I feel it at this moment, just as the cold tremors begin, just as the shivers start, as the slog of the last few minutes starts to bubble in my blood and in my gut, I feel it, I know it. I can be the best. I killed it. I can be the best .
I can hear Martin Taylor. He’s calling out, again and again and again, Go Kelly, Go. I hear his voice, it rises higher and higher to reach me. I am in the sun, I am higher, further — beyond the sun.
The acid is starting to eat at my body, starting to twist and strangle my muscles. I am back in the water, the cheers and the stomping are dying out. I push back into the water, I stretch my arms, push out, feel the muscles tighten; the cramps start pinching into my flesh and my teeth are chattering so hard I think they will shatter.
‘Warm down,’ orders Coach. He is at the side of the pool, his fat gut bulging but tight as skin stretched across a drum. He is unsmiling, his arms are crossed.
‘I did good, Coach.’ I can hardly get the words out, my teeth are shards of ice. I can hardly speak.
‘Kelly, warm down, now!’ He won’t smile, he won’t congratulate me, he won’t say well done. But he doesn’t have to, he knows how good I was. All he does, all he has to do, is wrap a towel around my shoulders as I get out of the water. My legs wobble, like they aren’t attached to my torso, aren’t connected to me. He wraps the towel around me, supports me, just for a second, just a hand placed at the small of my back.

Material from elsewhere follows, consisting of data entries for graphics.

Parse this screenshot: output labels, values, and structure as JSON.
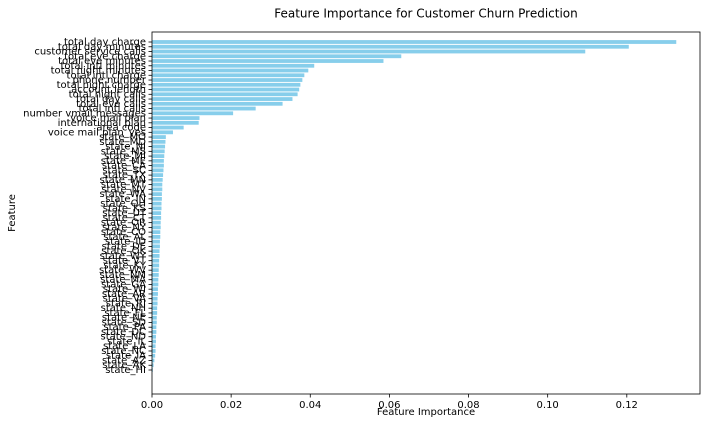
{
  "chart_data": {
    "type": "barh",
    "title": "Feature Importance for Customer Churn Prediction",
    "xlabel": "Feature Importance",
    "ylabel": "Feature",
    "color": "#87ceeb",
    "categories": [
      "total day charge",
      "total day minutes",
      "customer service calls",
      "total eve charge",
      "total eve minutes",
      "total intl minutes",
      "total night minutes",
      "total intl charge",
      "phone number",
      "total night charge",
      "account length",
      "total night calls",
      "total day calls",
      "total eve calls",
      "total intl calls",
      "number vmail messages",
      "voice mail plan",
      "international plan",
      "area code",
      "voice mail plan_yes",
      "state_MO",
      "state_MD",
      "state_NJ",
      "state_MS",
      "state_MI",
      "state_ME",
      "state_CA",
      "state_SC",
      "state_TX",
      "state_MN",
      "state_MT",
      "state_NV",
      "state_WA",
      "state_IN",
      "state_OH",
      "state_KS",
      "state_UT",
      "state_CT",
      "state_OR",
      "state_NY",
      "state_CO",
      "state_AL",
      "state_ID",
      "state_DE",
      "state_OK",
      "state_WY",
      "state_VT",
      "state_KY",
      "state_WV",
      "state_NM",
      "state_MA",
      "state_GA",
      "state_WI",
      "state_AR",
      "state_VA",
      "state_RI",
      "state_NH",
      "state_FL",
      "state_NE",
      "state_SD",
      "state_PA",
      "state_DC",
      "state_ND",
      "state_IL",
      "state_LA",
      "state_NC",
      "state_IA",
      "state_AZ",
      "state_AK",
      "state_HI"
    ],
    "values": [
      0.1325,
      0.1205,
      0.1095,
      0.063,
      0.0585,
      0.041,
      0.0395,
      0.0385,
      0.038,
      0.0375,
      0.0372,
      0.0368,
      0.0355,
      0.033,
      0.0262,
      0.0205,
      0.012,
      0.0118,
      0.008,
      0.0053,
      0.0035,
      0.0034,
      0.0033,
      0.0032,
      0.0031,
      0.003,
      0.003,
      0.0029,
      0.0028,
      0.0027,
      0.0026,
      0.0026,
      0.0025,
      0.0025,
      0.0024,
      0.0024,
      0.0023,
      0.0023,
      0.0022,
      0.0022,
      0.0021,
      0.0021,
      0.002,
      0.002,
      0.0019,
      0.0019,
      0.0018,
      0.0018,
      0.0017,
      0.0017,
      0.0016,
      0.0016,
      0.0015,
      0.0015,
      0.0014,
      0.0014,
      0.0013,
      0.0013,
      0.0012,
      0.0012,
      0.0011,
      0.0011,
      0.001,
      0.001,
      0.0009,
      0.0009,
      0.0008,
      0.0006,
      0.0004,
      0.0002
    ],
    "xlim": [
      0,
      0.1385
    ],
    "xticks": [
      {
        "value": 0,
        "label": "0.00"
      },
      0.02,
      0.04,
      0.06,
      0.08,
      {
        "value": 0.1,
        "label": "0.10"
      },
      0.12
    ]
  }
}
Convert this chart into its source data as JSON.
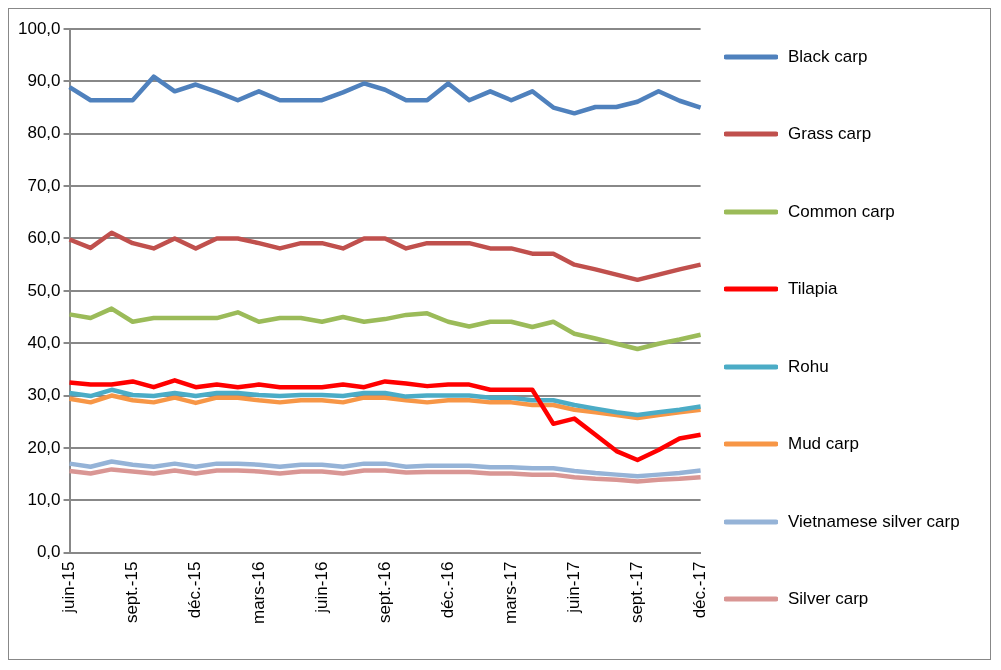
{
  "chart_data": {
    "type": "line",
    "categories": [
      "juin-15",
      null,
      null,
      "sept.-15",
      null,
      null,
      "déc.-15",
      null,
      null,
      "mars-16",
      null,
      null,
      "juin-16",
      null,
      null,
      "sept.-16",
      null,
      null,
      "déc.-16",
      null,
      null,
      "mars-17",
      null,
      null,
      "juin-17",
      null,
      null,
      "sept.-17",
      null,
      null,
      "déc.-17"
    ],
    "ylim": [
      0,
      100
    ],
    "yticks": [
      {
        "value": 0,
        "label": "0,0"
      },
      {
        "value": 10,
        "label": "10,0"
      },
      {
        "value": 20,
        "label": "20,0"
      },
      {
        "value": 30,
        "label": "30,0"
      },
      {
        "value": 40,
        "label": "40,0"
      },
      {
        "value": 50,
        "label": "50,0"
      },
      {
        "value": 60,
        "label": "60,0"
      },
      {
        "value": 70,
        "label": "70,0"
      },
      {
        "value": 80,
        "label": "80,0"
      },
      {
        "value": 90,
        "label": "90,0"
      },
      {
        "value": 100,
        "label": "100,0"
      }
    ],
    "grid": "y",
    "legend": "right",
    "marker": "none",
    "line_style": "solid",
    "series": [
      {
        "name": "Black carp",
        "color": "#4f81bd",
        "values": [
          88.9,
          86.4,
          86.4,
          86.4,
          90.9,
          88.1,
          89.4,
          88.0,
          86.4,
          88.1,
          86.4,
          86.4,
          86.4,
          87.9,
          89.6,
          88.4,
          86.4,
          86.4,
          89.6,
          86.4,
          88.1,
          86.4,
          88.1,
          85.0,
          83.9,
          85.1,
          85.1,
          86.1,
          88.1,
          86.3,
          85.0
        ]
      },
      {
        "name": "Grass carp",
        "color": "#c0504d",
        "values": [
          59.8,
          58.2,
          61.1,
          59.1,
          58.1,
          60,
          58.1,
          60,
          60,
          59.1,
          58.1,
          59.1,
          59.1,
          58.1,
          60,
          60,
          58.1,
          59.1,
          59.1,
          59.1,
          58.1,
          58.1,
          57.1,
          57.1,
          55,
          54.1,
          53.1,
          52.1,
          53.1,
          54.1,
          55
        ]
      },
      {
        "name": "Common carp",
        "color": "#9bbb59",
        "values": [
          45.5,
          44.8,
          46.6,
          44.1,
          44.8,
          44.8,
          44.8,
          44.8,
          45.9,
          44.1,
          44.8,
          44.8,
          44.1,
          45,
          44.1,
          44.6,
          45.4,
          45.7,
          44.1,
          43.2,
          44.1,
          44.1,
          43.1,
          44.1,
          41.8,
          40.9,
          39.9,
          38.9,
          39.9,
          40.7,
          41.6
        ]
      },
      {
        "name": "Tilapia",
        "color": "#ff0000",
        "values": [
          32.5,
          32.1,
          32.1,
          32.7,
          31.6,
          32.9,
          31.6,
          32.1,
          31.6,
          32.1,
          31.6,
          31.6,
          31.6,
          32.1,
          31.6,
          32.7,
          32.3,
          31.8,
          32.1,
          32.1,
          31.1,
          31.1,
          31.1,
          24.6,
          25.6,
          22.5,
          19.4,
          17.7,
          19.6,
          21.8,
          22.5
        ]
      },
      {
        "name": "Rohu",
        "color": "#4bacc6",
        "values": [
          30.5,
          29.9,
          31.1,
          30.1,
          29.9,
          30.5,
          29.9,
          30.5,
          30.5,
          30.1,
          29.9,
          30.1,
          30.1,
          29.9,
          30.5,
          30.5,
          29.8,
          30.0,
          30.0,
          30.0,
          29.6,
          29.6,
          29.1,
          29.1,
          28.2,
          27.5,
          26.8,
          26.3,
          26.8,
          27.3,
          27.9
        ]
      },
      {
        "name": "Mud carp",
        "color": "#f79646",
        "values": [
          29.4,
          28.7,
          30,
          29.1,
          28.7,
          29.6,
          28.6,
          29.6,
          29.6,
          29.1,
          28.7,
          29.1,
          29.1,
          28.7,
          29.6,
          29.6,
          29.1,
          28.7,
          29.1,
          29.1,
          28.7,
          28.7,
          28.2,
          28.2,
          27.3,
          26.8,
          26.3,
          25.7,
          26.3,
          26.8,
          27.3
        ]
      },
      {
        "name": "Vietnamese silver carp",
        "color": "#95b3d7",
        "values": [
          17.0,
          16.4,
          17.4,
          16.8,
          16.4,
          17.0,
          16.4,
          17.0,
          17.0,
          16.8,
          16.4,
          16.8,
          16.8,
          16.4,
          17.0,
          17.0,
          16.4,
          16.6,
          16.6,
          16.6,
          16.3,
          16.3,
          16.1,
          16.1,
          15.6,
          15.2,
          14.9,
          14.6,
          14.9,
          15.2,
          15.7
        ]
      },
      {
        "name": "Silver carp",
        "color": "#d99694",
        "values": [
          15.6,
          15.1,
          15.9,
          15.5,
          15.1,
          15.7,
          15.1,
          15.7,
          15.7,
          15.5,
          15.1,
          15.5,
          15.5,
          15.1,
          15.7,
          15.7,
          15.3,
          15.4,
          15.4,
          15.4,
          15.1,
          15.1,
          14.9,
          14.9,
          14.4,
          14.1,
          13.9,
          13.6,
          13.9,
          14.1,
          14.4
        ]
      }
    ]
  }
}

That’s all he needs to do. He’s proud of me, he’s so fucking proud of me. But his only thought is to stop the acid that my body has just spewed out, that is filling my veins and my blood and my belly and my head, so it won’t make me sick.
‘Now, now,’ he insists, ‘straight to the warm-down pool. Now!’
It hurts, it is fever — the swim has put poison in my body. But it is also how I know how hard I have worked. This is how I know it is worth it.
On the bus back to school, I’m at the back, in between Taylor and Wilco. I don’t say much, I just look ahead; all the Year Sevens are turning their heads, looking at me, whispering about me. I am silently telling myself, Don’t look conceited, this will be what it is like when you win at the Commonwealth Games, when you get a medal at the Olympics in 2000. I’m going to be there, I know it now, I know it after today, I am going to be there . You don’t get overexcited, you keep it cool. Everyone will be whispering then, everyone will be looking at my picture in the paper, at my swim on the television, everyone, every single person in the country will be looking at me, talking about me. This is the future, I know it, I see it. It has been given to me.
A few seats in front of us two of the Year Eights are arguing. One of them, with a mop of maple-syrup hair that explodes from his head, is nudging the other one, smaller, blond and pale, who is holding on to the competition program and keeps turning back to look at us, then quickly looking away. I can hear him saying, ‘No, I can’t.’ Shaggy Mop elbows him. ‘Do it,’ I hear him say. ‘Do it.’
The small blond kid gets up from his seat and comes up to us, clutching the program, trying not to stumble from the sway and roll of the bus. He is blushing so hard that his face is all tints of pink and red. He’s so scared he squeaks: ‘Excuse me, Kelly, can you sign my program?’